Menurut Sidrotun berpuasa selama bulan Ramadhan tidak mengurangi kegiatan kesehariannya. Sebagai mahasiswa, ia tetap menjalankan semua aktivitas di kampus, dan bahkan ia merasa lebih bersemangat menjalankan kesibukan sambil tetap berpuasa.
“Saya kan student, saya tetap menjalani aktivitas, sebagai mahasiswa saya tetap menjalankan riset saya. Jadi, di bulan puasa ada kesan lebih, ada semangat lebih,” ungkap Sidrotun.
Sidrotun tidak menemukan masalah dalam hal menemukan bahan-bahan kebutuhan sehari-hari. Menurutnya, di Tucson tersedia toko yang khusus menjual daging halal. Yang menarik, ujarnya, imam mesjid setempat mengatakan bahwa daging tidak harus dibeli di tempat khusus makanan halal asalkan sebelum dimakan terlebih dulu dibacakan "Bismillah."
“Suatu malam, menu berbukanya itu pizza, dan saya agak kaget sebab bagaimana mungkin di sebuah masjid kita berbuka dengan dengan menu pizza yang dibeli dari tempat bukan Muslim. Kemudian saya tanyakan kepada imam di sini dan dijawab bahwa selama itu bukan babi dan tidak beralkohol tidak apa-apa asalkan sebelum makan itu silahkan dibacakan 'Bismillah,'” jelasnya.
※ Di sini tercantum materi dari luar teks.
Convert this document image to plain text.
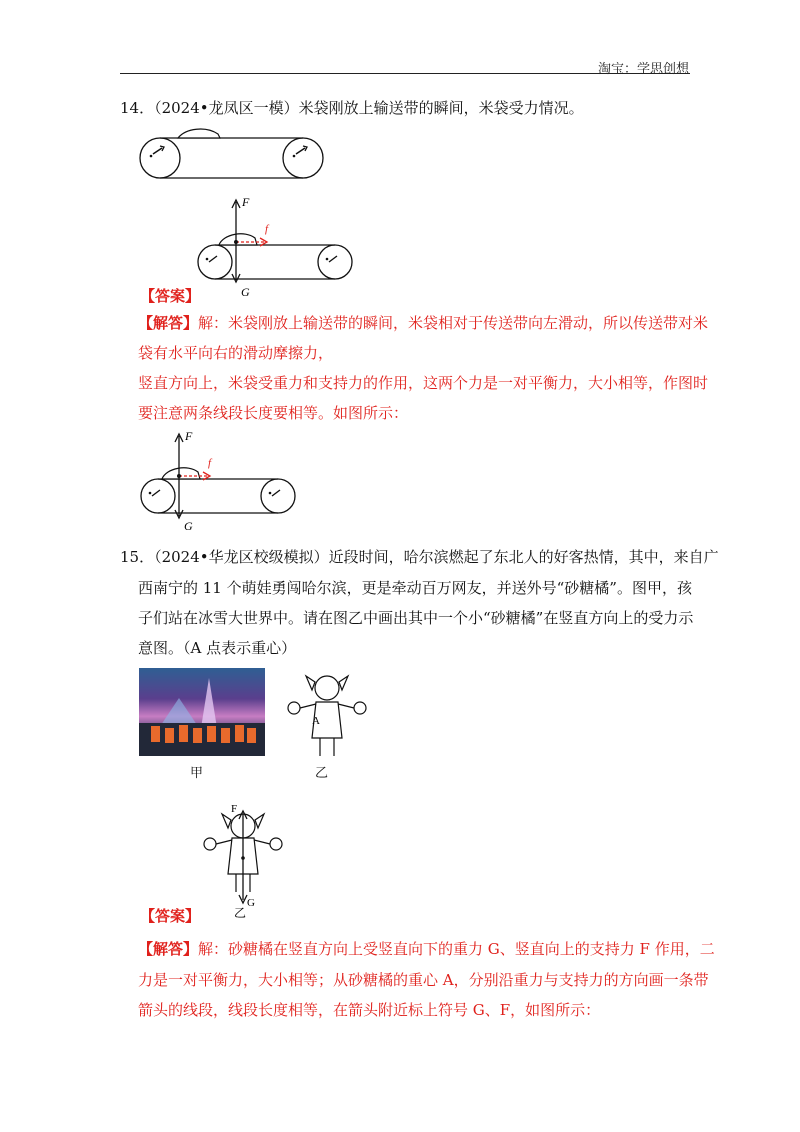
淘宝：学思创想
14．（2024•龙凤区一模）米袋刚放上输送带的瞬间，米袋受力情况。
F
f
G
【答案】
【解答】解：米袋刚放上输送带的瞬间，米袋相对于传送带向左滑动，所以传送带对米
袋有水平向右的滑动摩擦力，
竖直方向上，米袋受重力和支持力的作用，这两个力是一对平衡力，大小相等，作图时
要注意两条线段长度要相等。如图所示：
F
f
G
15．（2024•华龙区校级模拟）近段时间，哈尔滨燃起了东北人的好客热情，其中，来自广
西南宁的 11 个萌娃勇闯哈尔滨，更是牵动百万网友，并送外号“砂糖橘”。图甲，孩
子们站在冰雪大世界中。请在图乙中画出其中一个小“砂糖橘”在竖直方向上的受力示
意图。（A 点表示重心）
甲
A
乙
F
G
乙
【答案】
【解答】解：砂糖橘在竖直方向上受竖直向下的重力 G、竖直向上的支持力 F 作用，二
力是一对平衡力，大小相等；从砂糖橘的重心 A，分别沿重力与支持力的方向画一条带
箭头的线段，线段长度相等，在箭头附近标上符号 G、F，如图所示：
Menurut Sidrotun, Amerika sebenarnya memiliki wajah lain dari perkiraan kebanyakan orang Indonesia. Menurutnya, Amerika, yang dalam pemberitaan lebih sering ditonjolkan sisi politiknya, sebenarnya memiliki banyak persamaan dengan Indonesia bila dilihat dari sisi humanisme. Ada banyak hal di mana antara orang Amerika dan orang Indonesia bisa saling berbagi.
Sidrotun mengatakan, ia menikmati puasa di Amerika yang menurutnya justru dalam beberapa hal lebih menarik, walaupun diakuinya bahwa ia juga merindukan pengalaman berpuasa di Indonesia.